Factor and The Computer Language Shootout

I implemented one of the Computer Language Shootout benchmarks in Factor to see how it would compare. I wanted to get a gauge of the comparative performance of compiled Factor as well as seeing how the Factor implementations of the algorithms looked.

I started with the recursion benchmark. A darcs repository containing the Factor code and the C code for this can be obtained from the following command:
darcs get http://www.bluishcoder.co.nz/repos/computer-language-shootout

The Factor implementation is an almost direct translation of the C code.

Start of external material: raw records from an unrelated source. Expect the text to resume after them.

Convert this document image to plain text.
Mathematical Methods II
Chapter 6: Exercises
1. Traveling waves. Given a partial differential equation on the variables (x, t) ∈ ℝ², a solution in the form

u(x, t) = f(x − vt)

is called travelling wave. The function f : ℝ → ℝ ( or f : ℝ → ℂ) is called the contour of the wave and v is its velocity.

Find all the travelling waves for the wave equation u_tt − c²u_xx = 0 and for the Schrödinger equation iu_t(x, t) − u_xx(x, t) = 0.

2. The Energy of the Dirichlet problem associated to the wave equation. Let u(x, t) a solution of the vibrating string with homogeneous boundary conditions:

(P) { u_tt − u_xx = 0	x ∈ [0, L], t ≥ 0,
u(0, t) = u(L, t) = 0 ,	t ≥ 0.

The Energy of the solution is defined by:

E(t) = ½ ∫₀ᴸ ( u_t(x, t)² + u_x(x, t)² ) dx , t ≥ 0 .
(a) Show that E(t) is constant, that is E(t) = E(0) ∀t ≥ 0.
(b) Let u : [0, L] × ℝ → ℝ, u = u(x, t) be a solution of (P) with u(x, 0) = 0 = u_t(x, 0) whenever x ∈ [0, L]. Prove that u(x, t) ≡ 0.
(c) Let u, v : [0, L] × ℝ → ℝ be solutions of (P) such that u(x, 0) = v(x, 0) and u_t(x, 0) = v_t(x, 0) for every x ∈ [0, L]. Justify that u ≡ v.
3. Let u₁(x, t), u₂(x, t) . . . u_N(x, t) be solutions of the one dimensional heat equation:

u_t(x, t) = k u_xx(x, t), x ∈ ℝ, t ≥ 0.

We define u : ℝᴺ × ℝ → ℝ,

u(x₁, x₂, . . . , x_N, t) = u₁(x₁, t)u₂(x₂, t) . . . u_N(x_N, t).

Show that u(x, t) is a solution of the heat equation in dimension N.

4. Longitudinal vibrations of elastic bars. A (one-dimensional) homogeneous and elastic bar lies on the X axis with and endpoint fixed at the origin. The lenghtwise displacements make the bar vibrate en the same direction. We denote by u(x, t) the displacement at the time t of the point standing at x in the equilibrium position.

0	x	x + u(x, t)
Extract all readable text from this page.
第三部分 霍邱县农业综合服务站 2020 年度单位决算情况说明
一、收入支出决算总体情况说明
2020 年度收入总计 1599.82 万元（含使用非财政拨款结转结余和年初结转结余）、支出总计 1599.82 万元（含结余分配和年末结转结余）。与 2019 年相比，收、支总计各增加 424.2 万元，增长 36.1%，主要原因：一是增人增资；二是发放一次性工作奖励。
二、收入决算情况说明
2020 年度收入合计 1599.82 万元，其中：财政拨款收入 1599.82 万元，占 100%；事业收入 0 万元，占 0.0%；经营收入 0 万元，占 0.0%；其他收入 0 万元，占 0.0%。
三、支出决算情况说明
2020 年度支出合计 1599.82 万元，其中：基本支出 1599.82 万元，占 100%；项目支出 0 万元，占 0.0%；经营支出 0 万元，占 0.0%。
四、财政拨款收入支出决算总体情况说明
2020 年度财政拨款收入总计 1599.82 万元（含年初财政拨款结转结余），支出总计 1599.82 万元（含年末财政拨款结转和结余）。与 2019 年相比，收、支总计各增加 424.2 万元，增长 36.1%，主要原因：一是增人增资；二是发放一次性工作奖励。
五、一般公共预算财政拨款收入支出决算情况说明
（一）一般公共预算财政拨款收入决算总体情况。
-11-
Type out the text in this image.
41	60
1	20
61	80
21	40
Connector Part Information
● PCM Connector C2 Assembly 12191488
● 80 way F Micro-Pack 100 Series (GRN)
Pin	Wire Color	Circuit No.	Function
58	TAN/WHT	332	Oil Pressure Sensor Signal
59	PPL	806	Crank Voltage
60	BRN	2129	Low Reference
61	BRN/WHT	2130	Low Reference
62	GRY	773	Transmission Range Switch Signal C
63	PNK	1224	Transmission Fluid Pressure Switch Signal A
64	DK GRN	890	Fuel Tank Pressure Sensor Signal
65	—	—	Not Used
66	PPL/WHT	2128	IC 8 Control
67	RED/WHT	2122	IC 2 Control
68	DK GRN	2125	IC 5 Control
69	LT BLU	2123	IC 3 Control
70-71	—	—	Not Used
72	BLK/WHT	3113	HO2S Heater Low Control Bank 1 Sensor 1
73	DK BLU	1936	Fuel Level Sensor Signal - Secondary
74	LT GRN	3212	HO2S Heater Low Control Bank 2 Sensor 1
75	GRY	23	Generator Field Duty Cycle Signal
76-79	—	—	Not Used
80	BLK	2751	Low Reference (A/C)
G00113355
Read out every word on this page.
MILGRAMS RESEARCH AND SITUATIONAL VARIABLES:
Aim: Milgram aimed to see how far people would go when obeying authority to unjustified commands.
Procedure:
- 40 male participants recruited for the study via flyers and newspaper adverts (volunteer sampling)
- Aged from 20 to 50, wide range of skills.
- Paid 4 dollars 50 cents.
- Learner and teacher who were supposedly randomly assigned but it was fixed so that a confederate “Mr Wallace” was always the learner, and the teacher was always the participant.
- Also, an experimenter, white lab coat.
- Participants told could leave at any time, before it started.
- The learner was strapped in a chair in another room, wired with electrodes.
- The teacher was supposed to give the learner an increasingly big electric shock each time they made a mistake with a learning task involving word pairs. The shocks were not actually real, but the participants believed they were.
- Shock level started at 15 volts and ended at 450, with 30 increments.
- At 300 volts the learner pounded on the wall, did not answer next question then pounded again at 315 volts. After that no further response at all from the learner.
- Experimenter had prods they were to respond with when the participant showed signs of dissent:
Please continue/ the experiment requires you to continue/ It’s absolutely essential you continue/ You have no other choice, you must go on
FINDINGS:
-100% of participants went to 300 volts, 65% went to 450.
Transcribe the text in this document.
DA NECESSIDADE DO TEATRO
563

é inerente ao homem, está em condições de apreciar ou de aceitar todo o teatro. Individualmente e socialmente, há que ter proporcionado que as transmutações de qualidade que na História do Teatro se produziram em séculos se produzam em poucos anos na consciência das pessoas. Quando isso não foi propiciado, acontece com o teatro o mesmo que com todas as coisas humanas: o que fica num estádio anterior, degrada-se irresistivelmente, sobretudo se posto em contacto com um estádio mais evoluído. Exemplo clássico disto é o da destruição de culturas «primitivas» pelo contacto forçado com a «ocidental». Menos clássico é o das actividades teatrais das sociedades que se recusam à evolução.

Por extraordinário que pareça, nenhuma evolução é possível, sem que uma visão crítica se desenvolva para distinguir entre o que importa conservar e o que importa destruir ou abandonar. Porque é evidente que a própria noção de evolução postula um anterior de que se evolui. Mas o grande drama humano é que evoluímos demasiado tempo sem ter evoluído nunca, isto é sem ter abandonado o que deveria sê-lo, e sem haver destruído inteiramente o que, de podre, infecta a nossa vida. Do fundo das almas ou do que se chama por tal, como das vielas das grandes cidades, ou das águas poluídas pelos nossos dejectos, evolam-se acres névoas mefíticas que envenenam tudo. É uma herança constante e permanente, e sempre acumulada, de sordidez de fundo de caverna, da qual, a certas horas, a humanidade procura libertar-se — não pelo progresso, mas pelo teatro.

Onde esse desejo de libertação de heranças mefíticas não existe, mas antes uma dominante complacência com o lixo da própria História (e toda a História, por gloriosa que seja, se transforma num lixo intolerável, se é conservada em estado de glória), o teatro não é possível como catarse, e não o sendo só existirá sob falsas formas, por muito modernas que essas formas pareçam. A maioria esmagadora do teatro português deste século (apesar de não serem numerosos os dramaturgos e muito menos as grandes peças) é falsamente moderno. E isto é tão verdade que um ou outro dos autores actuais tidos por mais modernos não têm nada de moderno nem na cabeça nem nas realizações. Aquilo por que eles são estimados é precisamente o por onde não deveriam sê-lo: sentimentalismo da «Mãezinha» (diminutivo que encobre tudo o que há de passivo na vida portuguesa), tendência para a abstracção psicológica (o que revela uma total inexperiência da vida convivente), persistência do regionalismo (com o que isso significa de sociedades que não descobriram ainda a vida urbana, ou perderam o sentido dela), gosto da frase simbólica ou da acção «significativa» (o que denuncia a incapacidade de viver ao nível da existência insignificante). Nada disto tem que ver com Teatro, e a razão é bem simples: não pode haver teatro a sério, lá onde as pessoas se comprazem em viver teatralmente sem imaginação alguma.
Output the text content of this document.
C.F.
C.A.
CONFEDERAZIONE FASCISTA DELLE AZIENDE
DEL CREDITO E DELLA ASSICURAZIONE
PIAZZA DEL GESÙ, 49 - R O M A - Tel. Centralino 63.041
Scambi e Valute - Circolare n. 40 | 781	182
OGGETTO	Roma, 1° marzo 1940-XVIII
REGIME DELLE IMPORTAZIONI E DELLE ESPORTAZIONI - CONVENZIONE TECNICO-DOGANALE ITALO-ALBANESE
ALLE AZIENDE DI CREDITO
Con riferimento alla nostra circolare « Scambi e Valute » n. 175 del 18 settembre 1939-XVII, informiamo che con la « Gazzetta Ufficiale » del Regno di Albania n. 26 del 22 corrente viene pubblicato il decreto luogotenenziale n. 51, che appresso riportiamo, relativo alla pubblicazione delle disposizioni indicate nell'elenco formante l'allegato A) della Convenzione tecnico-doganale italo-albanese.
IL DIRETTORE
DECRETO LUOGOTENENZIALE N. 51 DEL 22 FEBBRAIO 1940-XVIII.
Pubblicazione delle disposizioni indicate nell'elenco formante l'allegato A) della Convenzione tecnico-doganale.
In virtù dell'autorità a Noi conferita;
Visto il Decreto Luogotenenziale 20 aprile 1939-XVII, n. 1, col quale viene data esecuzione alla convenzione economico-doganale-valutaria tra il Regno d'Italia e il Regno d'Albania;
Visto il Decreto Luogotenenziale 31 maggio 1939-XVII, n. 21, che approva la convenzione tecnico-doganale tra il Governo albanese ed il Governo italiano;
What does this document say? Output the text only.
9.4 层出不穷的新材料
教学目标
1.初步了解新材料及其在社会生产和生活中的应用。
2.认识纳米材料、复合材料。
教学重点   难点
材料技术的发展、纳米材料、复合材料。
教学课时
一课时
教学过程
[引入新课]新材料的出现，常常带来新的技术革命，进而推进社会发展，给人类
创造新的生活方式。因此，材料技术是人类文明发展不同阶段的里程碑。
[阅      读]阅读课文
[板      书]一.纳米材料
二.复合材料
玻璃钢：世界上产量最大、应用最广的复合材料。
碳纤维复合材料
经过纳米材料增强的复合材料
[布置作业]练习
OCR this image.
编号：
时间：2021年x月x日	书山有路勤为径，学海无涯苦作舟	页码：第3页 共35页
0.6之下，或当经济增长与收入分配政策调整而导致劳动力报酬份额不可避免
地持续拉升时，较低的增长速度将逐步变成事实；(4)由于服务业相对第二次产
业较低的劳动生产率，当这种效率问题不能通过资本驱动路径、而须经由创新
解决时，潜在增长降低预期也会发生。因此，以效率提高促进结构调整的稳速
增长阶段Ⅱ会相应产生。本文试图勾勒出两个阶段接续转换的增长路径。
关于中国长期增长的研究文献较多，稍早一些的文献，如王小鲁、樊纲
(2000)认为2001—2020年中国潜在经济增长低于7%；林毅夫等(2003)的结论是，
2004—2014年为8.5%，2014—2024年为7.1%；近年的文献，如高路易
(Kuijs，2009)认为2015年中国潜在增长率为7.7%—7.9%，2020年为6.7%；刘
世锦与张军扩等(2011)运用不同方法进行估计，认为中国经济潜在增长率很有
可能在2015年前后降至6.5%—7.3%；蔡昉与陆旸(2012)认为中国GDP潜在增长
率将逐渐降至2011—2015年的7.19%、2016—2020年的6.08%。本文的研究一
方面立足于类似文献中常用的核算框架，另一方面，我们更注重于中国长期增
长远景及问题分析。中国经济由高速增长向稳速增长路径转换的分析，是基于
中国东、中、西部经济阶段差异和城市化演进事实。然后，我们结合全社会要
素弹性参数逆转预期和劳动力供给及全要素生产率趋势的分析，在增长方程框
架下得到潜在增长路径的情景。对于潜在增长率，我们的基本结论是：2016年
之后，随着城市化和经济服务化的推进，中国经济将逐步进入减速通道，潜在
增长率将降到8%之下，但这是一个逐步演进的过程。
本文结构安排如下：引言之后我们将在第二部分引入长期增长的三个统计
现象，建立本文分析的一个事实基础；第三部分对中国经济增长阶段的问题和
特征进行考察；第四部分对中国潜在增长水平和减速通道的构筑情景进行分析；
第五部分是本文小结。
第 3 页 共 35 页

To run the Factor code I created an image with the recursive.factor loaded and compiled:

./f factor.image -shell=tty
"recursive.factor" run-file
"recursive" words [ try-compile ] each
save

I then ran 'run-recursive.factor' which just calls the 'run' word in the recursive vocabulary and used the Unix 'time' command:
time ./f factor.image-shell=tty run-recursive.factor

The C code runs in 2.7 seconds with an argument of '11'. The Factor code runs in 31.8 seconds (it is hardcoded to use 11 as the argument). This is on my machine.

In the online recursive benchmarks the C code ran at 3.33 seconds. Assuming the speeds are relative this would mean that Factor would slot in at the benchmark at about 39.2 seconds ranking it slightly slower than GForth on the list.

The timing includes the starting up and relocating of the Factor image. Running the test within an already started image gives a 30.5 second runtime meaning the image startup takes about 1.3 seconds.

The code is written very much like the existing C code and I'll play around with it to see what a more concatenative style produces. Manfred Von Thun wrote an article on Nested Recursion for Joy that implemented Ackermann using a 'condnestrec' combinator. Trying a style like this in Factor to see the performance hit would be interesting.